The State to some degree encourages pleas of guilty at every important step in the criminal process. For some people, their breach of a State's law is alone sufficient reason for surrendering themselves and accepting punishment. For others, apprehension and charge, both threatening acts by the Government, jar them into admitting their guilt. In still other cases the post-indictment accumulation of evidence may convince the defendant and his counsel that a trial is not worth the agony and expense to the defendant and his family. All these pleas of guilty are valid in spite of the State's responsibility for some of the factors motivating the pleas; the pleas are no more improperly compelled than is the decision by a defendant at the close of the State's evidence at trial that he must take the stand or face certain conviction.

  It is true that the above language in Brady makes no reference to the situation where the prosecutor or judge, or both, deliberately employ the charging and sentencing powers to induce a particular defendant to tender a plea of guilty. Indeed, the court stated that in Brady's case there was "no claim that the prosecutor threatened prosecution on a charge not justified by the evidence or that the trial judge threatened Brady with a harsher sentence if convicted after a trial in order to induce him to plead guilty." Id. at 751 n. 8, 90 S. Ct. at 1470. The same, however, is true in relator's case.
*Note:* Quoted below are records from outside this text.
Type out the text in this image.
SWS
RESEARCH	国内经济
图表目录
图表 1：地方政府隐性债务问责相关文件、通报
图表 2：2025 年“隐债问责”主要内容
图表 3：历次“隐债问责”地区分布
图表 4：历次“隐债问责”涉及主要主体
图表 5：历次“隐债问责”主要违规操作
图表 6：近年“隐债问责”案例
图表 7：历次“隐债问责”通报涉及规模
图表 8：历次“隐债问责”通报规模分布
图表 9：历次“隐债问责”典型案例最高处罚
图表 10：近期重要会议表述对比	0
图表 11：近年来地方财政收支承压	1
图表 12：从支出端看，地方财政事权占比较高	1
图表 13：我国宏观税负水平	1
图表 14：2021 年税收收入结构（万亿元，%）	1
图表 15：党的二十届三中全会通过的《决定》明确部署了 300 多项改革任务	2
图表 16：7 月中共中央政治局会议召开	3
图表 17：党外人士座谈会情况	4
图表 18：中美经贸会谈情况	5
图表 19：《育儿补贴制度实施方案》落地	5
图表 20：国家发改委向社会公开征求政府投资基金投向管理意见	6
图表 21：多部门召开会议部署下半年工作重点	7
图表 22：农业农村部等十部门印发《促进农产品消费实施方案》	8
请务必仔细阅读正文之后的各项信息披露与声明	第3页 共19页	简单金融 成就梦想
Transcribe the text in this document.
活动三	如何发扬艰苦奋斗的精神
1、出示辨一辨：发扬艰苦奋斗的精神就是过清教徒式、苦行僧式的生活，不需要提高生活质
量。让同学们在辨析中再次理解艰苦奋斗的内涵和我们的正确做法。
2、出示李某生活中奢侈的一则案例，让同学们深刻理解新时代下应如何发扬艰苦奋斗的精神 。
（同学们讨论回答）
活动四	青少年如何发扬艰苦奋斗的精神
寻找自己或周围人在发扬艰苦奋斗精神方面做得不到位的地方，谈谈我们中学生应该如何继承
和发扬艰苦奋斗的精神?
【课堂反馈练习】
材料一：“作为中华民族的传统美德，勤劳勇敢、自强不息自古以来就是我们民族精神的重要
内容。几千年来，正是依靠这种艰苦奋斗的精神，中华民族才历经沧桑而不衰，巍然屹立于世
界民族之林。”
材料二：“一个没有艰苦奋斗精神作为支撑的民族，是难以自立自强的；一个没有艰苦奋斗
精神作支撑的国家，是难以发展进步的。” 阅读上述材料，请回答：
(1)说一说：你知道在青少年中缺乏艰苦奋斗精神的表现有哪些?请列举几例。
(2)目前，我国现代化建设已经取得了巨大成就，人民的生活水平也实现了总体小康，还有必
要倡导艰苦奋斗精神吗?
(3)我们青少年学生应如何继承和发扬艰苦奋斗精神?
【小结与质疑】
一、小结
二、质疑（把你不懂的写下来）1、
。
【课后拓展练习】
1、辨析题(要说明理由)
Mr. Bryant only stated to relator the maximum punishment that he could receive on the charges under which he had been indicted. Indeed, Mr. Bryant may well have underestimated the maximum sentence in light of the Commonwealth's representations that a maximum of eighty years could have been imposed. Not only did Mr. Bryant make no threats, but there is no evidence that Mr. Bryant promised a lesser sentence to relator in the event of a guilty plea. In fact, the record of the hearing before us clearly established that Mr. Bryant rejected any attempts at plea negotiation by defense counsel, preferring instead to "let the chips fall where they may." N.T. 43.

  The decision in Shupe v. Sigler, 230 F. Supp. 601 (D.Neb.1964), relied upon by relator, is not inconsistent with the result we reach. In Shupe the court held that the petitioner's plea of guilty was induced by threats and promises and was, therefore, void. It was undisputed that the prosecutor had several conversations with Shupe in which he endeavored to persuade him that he had no defense and that he should plead guilty and save the prosecutor the trouble of a trial, and that he also bargained with Shupe as to the sentence to be imposed. *fn29" However, those conversations were not only qualitatively different from the one at bar, but they took place in the absence of counsel.

  The notion of voluntariness is subtle. As Judge Weinfeld noted in United States v. Colson, 230 F. Supp. 953, 955 (S.D.N.Y.1964):


The determination of the ultimate question of whether the defendant, at the time he pled guilty, had the free will essential to a reasoned choice, rests upon probabilities and, of course, cannot be resolved with mathematical certainty. It involves an evaluation of psychological and other factors that may reasonably be calculated to influence the human mind.

  This concept has been employed to analyze a variety of pressures to surrender constitutional rights which are not obvious in their coercive effect. Nevertheless, under the circumstances of this case, we do not find that involuntary surrender of any sort occurred. We do not find that the tactics of Mr. Bryant exerted so great an influence upon relator, or that his will was so overborne or completely dominated, that he was incapable of rationally weighing the legal alternatives open to him. Nor do we find that the prosecutor unfairly burdened or intruded upon the relator's decision making process by making impermissible threats or unkept promises of leniency. Accordingly, we hold that relator's plea was not involuntarily entered.

  In consideration of the foregoing opinion, we enter the following order denying the writ. There is probable cause for appeal.